How To Identify Toxic Parents?

How to identify toxic parents?

Parenting is a demanding task, and as parents we often wonder if we are doing well, instead of stopping to think about whether all the things we do are certainly done for the happiness of the children. In this situation, so-called toxic parents often emerge.

Toxic parents believe they are helping and protecting their children, but are actually causing them harm unnoticed.

From the moment we become parents, our only concern is the well-being of the child. We want to offer the child opportunities that we ourselves did not have. Often a child does not realize how difficult and laborious this is.

Sometimes, on the other hand, we are too serious and strict, which is also not good for the child. In the same way, it is detrimental that we always put our own needs ahead of the needs of children, or that we want children to act of their own accord in any situation.

How then do you identify toxic parents?

Different types of toxic parents

Helicopter parents

Helicopter parents overprotect their children, solve all their problems, and do chores for them. For example, they can talk to children’s teachers or choose children’s friends for them.

This can cause the child to experience anxiety and stress disorders. Living with overprotective parents slows the child’s development into independence and makes it difficult to face different social situations. 

Competitive parents

These toxic parents pile their own feelings of frustration and desire on the necks of children.

They are often authoritarian people who demand good grades from their children in all school subjects, even if it would require several hours of hard work. In most cases, parents do not ask their children what they themselves want.

Such methods raise children from competitive adults who are likely to have problems managing stress. As adults, these children often have low self-esteem and a great need to experience acceptance and recognition. 

Marshmallows

At first glance, these parents appear to be stereotypical perfect parents. They are tolerant, generous, and content with themselves.

Marshmallow parents set little boundaries, and allow children to follow and carry out every whim and whim. In their view, this makes children happy, when in reality this is how selfish and unreliable adults are raised.

Many of these parents have received a strict upbringing and lived with disciplined parents. Another option is for parents to be much away from home and try to make up for their absence with gifts and excessive freedom.

How to identify toxic parents?

Manipulators

These parents want their children to act according to their will by any means. They often resort to blackmail, mental – and sometimes physical – violence and manipulation. 
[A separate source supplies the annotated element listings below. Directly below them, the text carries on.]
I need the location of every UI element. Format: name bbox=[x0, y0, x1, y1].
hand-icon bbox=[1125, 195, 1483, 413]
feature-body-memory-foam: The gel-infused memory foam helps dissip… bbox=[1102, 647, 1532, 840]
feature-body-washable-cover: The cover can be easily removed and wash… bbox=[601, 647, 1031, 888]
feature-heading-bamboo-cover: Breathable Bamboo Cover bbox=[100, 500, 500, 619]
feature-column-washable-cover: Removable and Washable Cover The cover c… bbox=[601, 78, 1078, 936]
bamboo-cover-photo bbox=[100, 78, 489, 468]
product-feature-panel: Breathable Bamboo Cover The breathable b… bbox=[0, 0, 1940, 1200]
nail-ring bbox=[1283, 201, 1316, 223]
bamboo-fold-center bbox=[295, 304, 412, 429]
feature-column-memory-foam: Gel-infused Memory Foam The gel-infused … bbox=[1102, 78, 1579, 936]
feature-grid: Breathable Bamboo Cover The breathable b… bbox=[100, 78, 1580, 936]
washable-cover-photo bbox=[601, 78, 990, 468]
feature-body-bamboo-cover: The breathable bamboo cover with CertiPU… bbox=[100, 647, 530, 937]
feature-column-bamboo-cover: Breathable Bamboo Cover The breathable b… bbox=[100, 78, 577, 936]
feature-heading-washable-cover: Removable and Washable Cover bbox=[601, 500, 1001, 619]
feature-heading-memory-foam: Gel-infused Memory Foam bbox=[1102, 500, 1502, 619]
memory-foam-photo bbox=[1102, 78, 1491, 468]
The children of these parents often have an inferiority complex and they feel guilty about things. They become victims, and they may lie or distort things in their own interest. Their hallmark is selfishness.

Absent parents

As the name implies, these parents have little presence in the lives of their children. Absence may be due to , for example, work or the termination of a parental relationship.

In these cases, the children feel abandoned and lack important mental support. Many of them experience a feeling of anger or lavish admiration for their parent.

Toxic parents of this type do not consider their children as a top priority.

Boyfriends

These types of parents try to be their children’s best friends. Just like marshmallow parents, buddy parents don’t set boundaries for their children, thinking the children will love them more that way. They often use expressions that others consider childish. They can behave inappropriately and be too permissive.

Parents also behave this way in front of their children’s friends. Because of this, the child is often embarrassed and embarrassed.

Because of their attitude, fellow parents are not taken seriously. They are not perceived as authorities and awe-inspiring figures. This in turn creates alienation between parents and children.

How to identify toxic parents?

Are there solutions to these parenting styles?

If you identified yourself with any of the parenting and parenting practices we listed, it’s not too late to change your own behavior. It is pointless to punish oneself, and one should not feel guilty. The most important thing is to be aware of the problem.

We may be toxic to parents when we want the best for our children. However, not everything we imagine is good for the child.

A child lives a childhood only once, for a limited time, and he or she must spend it with his or her parents. No matter how many father or mother figures a child has, the parent is always the child’s main point of reference and frame of reference.

The parent must consider the needs of the child in all situations and show as much empathy as possible. No one knows a child better than his or her own parents.

It should not be forgotten that children are also people with their own fears, desires and feelings, which are just as important as the needs of adults. They should be respected and valued because childhood defines the rest of a person’s life.